Souvenirs from the Ship
CA-69 line art etching inscribed: Frank Studenski S 1/C

7/21/17

My dad did not have a Cruise Book.   Apparently, they are incredibly rare   –   a limited number were printed (once only – no reprints.)   The National Archives has a copy.   Some crewmembers” families possess one . . . a memento of their loved one’s service aboard the great ship.   While I knew of their existence, I had never seen one until I met Pat Fedele.   Pat has a copy.   None of the other plankowners I met had one.   After all those years (60+), no one seemed to remember who got them, how they got them, or why.   I was curious why my father didn’t have one . . .   (By the way, Pat, loaned me his book   –   let me take it home for a couple of weeks so I could scan the pages.   Another reason I love this guy.   He was willing to trust a stranger with that prized possession.)

Fast forward a couple of years.   I visited Frank Studenski in his home in N.C.   There on the wall was this great black and white etching of the Boston, framed with handles on the side.   I recognized it immediately.   One just like it hung in my room when I was a kid.   (It had long since disappeared.)   The protective glass on Frank’s copy was missing, but the right-angle handles were intact.   You see, it is a tea tray.
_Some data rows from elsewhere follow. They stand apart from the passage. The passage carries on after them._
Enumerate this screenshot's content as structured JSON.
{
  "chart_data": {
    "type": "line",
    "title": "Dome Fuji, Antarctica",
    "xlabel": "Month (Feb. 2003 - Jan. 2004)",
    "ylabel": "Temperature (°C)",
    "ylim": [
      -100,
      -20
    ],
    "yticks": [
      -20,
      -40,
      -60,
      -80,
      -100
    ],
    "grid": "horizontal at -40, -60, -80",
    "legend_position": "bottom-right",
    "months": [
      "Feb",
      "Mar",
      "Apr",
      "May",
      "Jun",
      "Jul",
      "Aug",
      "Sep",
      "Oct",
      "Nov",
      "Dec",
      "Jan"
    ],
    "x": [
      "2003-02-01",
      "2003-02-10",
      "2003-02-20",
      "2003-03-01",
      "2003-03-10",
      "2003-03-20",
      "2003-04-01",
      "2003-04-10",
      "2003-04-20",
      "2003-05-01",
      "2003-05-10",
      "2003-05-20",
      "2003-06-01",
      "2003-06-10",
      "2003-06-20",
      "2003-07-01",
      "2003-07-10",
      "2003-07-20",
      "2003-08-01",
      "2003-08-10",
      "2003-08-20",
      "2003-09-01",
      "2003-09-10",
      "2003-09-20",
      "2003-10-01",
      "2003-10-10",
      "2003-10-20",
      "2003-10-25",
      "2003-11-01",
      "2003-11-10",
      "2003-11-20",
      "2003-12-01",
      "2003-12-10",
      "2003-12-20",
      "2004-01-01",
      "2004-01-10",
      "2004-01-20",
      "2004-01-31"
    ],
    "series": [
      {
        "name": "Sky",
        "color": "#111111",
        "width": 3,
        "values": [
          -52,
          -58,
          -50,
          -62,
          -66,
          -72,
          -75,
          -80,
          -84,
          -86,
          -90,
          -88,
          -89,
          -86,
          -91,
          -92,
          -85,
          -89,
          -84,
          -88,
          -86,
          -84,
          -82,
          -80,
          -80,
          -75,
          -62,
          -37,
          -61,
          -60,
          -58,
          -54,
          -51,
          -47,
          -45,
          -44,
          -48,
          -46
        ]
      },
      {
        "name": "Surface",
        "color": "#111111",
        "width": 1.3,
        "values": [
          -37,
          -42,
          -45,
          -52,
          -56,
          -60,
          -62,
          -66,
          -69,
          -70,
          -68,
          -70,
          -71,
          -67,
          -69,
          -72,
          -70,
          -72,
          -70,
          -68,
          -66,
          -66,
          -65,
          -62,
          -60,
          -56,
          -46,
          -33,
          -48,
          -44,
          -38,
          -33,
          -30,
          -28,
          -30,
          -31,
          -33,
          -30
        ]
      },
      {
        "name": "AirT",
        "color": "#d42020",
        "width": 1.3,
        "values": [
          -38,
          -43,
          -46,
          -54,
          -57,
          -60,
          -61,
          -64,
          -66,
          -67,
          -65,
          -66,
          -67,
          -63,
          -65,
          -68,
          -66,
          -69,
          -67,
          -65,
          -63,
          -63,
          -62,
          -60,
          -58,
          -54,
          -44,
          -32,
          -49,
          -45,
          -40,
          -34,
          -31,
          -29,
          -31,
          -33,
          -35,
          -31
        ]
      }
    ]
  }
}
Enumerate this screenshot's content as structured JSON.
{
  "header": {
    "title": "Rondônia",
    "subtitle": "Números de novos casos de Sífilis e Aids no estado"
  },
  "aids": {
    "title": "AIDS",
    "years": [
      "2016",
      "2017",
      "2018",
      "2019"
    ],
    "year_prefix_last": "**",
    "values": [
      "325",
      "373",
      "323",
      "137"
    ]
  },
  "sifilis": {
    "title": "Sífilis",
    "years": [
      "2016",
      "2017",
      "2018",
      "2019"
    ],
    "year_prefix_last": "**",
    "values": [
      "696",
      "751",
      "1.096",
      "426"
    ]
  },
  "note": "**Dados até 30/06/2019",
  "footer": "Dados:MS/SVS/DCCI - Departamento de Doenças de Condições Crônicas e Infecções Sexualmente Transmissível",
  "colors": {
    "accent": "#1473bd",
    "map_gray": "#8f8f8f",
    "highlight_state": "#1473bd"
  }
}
I asked Frank about the Cruise Book.   He didn’t have one.   I asked him about the “Boston Tea Tray” that was hanging on his wall and he said he wasn’t sure why, but some guys got a Cruise Book, and some guys got the picture.   A few years later Frank died.   In one of the strangest twists of fate that I have experienced, Frank’s tea tray (minus the handles) came into my possession.   I am humbled and honored to own this, but it came to me in a cloud of great sadness.

Speaking of souvenirs from the ship . . .   Bob Knight told me that when they mustered off the ship all they could take with them was whatever fit inside their duffel bag.   Bob, like many others, had to leave behind many items that he had saved for his return to civilian life.